For most proper British magazines, their Christmas number is the climax of the year. By last week, most major British magazines had shipped out their cheery, dowdy Christmas annuals to make the Holidays complete for homesick Britons all over the world. Heading the list was the venerable funnybook Punch, with its Almanack for 1937, which was like any other issue of Punch except that it had a cover in color by Ernest Howard (“When We Were Very Young”) Shepard, many a color page inside.

Like its rival, Sketch, the Toiler combined fiction and fun in its Christmas annual. Both magazines had colored centre spreads, Tatter’s by Comic Artist Henry Mayo Bateman, who contributed “The Gigolo Who Refused to Dance”; Sketch’s by the late Sporting Artist Cecil Aldin who drew a Dickensian “Christmas Coach Crossing Marlborough Downs.” With art lovers, Sketch went one up by giving away a colored insert of “Ballet” by Dame Laura Knight, A. R. A. The London Sphere’s Christmas annual featured the Victoria & Albert Museum’s wax “Nativity,” while the Illustrated London News had 27 color pages and some of the world’s most brilliant whiskey advertising.

Most famed of British annuals is probably the children’s Chatterbox, which for well-brought-up English and American moppets has long been a Christmas staple. This year Chatterbox was issued by London’s Dean & Son, Ltd., who acquired it from the family of its late Editor Frederick Joseph Harvey Darton. Founder of Chatterbox was the Rev. Erskine Clark who started it in St. Paul’s shadow in 1866 passed it on to Editor Darton when he died in 1901. In the monthly Chatterbox, Canon Clark hoped to get children’s minds off “bad stories.” He succeeded so well that the bound volume of Chatterbox became a Christmas gift necessary in England to parents & children alike.

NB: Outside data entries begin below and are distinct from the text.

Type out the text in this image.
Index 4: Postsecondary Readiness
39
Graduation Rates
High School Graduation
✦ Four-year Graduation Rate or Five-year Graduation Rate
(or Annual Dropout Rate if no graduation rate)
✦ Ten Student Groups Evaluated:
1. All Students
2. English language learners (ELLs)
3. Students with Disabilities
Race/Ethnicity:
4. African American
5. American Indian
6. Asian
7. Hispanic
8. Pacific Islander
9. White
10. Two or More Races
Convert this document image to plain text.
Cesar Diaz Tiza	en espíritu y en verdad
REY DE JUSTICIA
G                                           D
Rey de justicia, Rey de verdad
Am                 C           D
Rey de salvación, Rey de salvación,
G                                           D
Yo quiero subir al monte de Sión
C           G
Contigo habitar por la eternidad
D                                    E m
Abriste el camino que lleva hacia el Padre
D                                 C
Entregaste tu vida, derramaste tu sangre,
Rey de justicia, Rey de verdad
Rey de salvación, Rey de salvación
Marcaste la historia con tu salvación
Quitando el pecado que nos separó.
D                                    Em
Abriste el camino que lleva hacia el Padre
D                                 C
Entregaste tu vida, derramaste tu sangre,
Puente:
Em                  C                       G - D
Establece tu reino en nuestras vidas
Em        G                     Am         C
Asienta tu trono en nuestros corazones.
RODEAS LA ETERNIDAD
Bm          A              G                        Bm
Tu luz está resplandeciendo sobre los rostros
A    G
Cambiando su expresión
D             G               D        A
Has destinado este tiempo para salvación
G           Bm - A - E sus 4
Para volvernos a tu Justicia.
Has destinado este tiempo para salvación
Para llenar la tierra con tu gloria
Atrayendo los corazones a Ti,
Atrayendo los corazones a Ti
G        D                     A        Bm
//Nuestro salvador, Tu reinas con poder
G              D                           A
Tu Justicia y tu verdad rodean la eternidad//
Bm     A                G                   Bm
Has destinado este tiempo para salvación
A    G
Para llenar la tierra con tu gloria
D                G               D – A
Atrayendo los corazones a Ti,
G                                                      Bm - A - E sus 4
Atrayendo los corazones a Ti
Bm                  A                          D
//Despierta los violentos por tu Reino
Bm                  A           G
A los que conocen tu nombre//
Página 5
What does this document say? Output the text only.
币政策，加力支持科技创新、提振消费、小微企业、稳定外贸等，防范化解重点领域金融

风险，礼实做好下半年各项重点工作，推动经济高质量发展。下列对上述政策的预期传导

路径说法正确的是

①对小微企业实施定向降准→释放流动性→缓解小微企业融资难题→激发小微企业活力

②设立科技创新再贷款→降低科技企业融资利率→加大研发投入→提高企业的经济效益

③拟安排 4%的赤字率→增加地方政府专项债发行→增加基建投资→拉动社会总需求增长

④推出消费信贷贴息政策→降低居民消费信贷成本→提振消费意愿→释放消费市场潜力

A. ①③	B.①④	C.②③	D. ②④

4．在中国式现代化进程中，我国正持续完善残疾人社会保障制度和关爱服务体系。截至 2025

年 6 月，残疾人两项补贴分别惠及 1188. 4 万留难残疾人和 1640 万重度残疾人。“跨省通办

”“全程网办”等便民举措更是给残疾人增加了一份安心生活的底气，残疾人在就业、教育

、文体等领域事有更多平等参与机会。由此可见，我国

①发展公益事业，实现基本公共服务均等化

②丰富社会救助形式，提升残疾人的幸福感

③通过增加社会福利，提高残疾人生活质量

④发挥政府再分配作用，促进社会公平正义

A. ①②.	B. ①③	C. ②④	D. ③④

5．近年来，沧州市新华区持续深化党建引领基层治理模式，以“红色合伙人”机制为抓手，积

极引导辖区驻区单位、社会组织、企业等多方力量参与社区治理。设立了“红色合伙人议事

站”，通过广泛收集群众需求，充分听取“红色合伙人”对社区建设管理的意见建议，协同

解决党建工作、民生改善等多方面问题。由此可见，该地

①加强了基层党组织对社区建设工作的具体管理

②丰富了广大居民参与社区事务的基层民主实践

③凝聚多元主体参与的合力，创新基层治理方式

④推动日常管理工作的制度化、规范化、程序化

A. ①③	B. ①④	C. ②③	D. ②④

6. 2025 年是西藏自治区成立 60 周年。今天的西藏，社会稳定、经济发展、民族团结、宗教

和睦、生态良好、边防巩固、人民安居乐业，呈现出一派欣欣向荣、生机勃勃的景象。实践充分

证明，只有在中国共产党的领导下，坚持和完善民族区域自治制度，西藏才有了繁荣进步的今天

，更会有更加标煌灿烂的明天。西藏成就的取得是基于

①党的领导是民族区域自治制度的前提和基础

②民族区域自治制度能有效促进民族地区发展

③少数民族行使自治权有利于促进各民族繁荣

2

Peak circulation of the Chatterbox annual came in 1920 when 148,000 copies went to British girls & boys, 12,000 to children in America and the Dominions. Last year the monthly issues were discontinued, but the Chatterbox annual is still printed like a bound volume of a magazine, so that the instalments of serial stories are scattered piecemeal throughout the book. For Christmas 1936, Dean & Son have printed 30,000 copies of Chatterbox. In keeping with the times it features streamlined trains and aviation, but still carries old-fashioned school & cricket stories.

This year not an English magazine but one of William Randolph Hearst’s publishing properties furnished the newest entrant n the Christmas annual field. Celebrating its birthday, Manhattan’s 90-year-old Town & Country came out with a handsome 204-page issue, largest in its history, billed as America’s “First Christmas Annual.” Featured was a nostalgic article on old-time college proms by Town & Country’s fashion editor, Mrs. Chester La Roche, sister of Cinemactress Rosalind Russell; descriptions by Sportsman Foxhall Keene of his 18 injuries sustained in sport; and a two-page, full-color spread of “The First Christmas” by Gentile da Fabriano in the Uffizi Gallery in Florence.

For this Christmas annual, Town & Country printed more copies (40,200), booked more advertisements (101 pages),’ than for any issue in its 90-year life. * Oldest of the Hearst magazines, Town & Country was bought by Mr. Hearst in 1925 from the Stuyvesant Co. Last year the magazine acquired a new editor in the person of Henry Adsit Bull, young Harvardman who once bested Edward VIII as Prince of Wales in a pillow fight. A socialite like his managing editor, lank and witty Joseph Bryan III, suave “Harry” Bull appointed an art director of major talent in Louis-Marie Eude, a shy, monocled Frenchman who lost a leg in the War, gives Town & Country’s make-up a unique and endless variety of pictorial effects.

* Lost to Town &-Country was one account: that of Mrs. Norman Thomas, who last month discovered that the magazine was owned by William Randolph Hearst, regretfully withdrew the advertising of her kennels where she raises pedigreed cocker spaniels.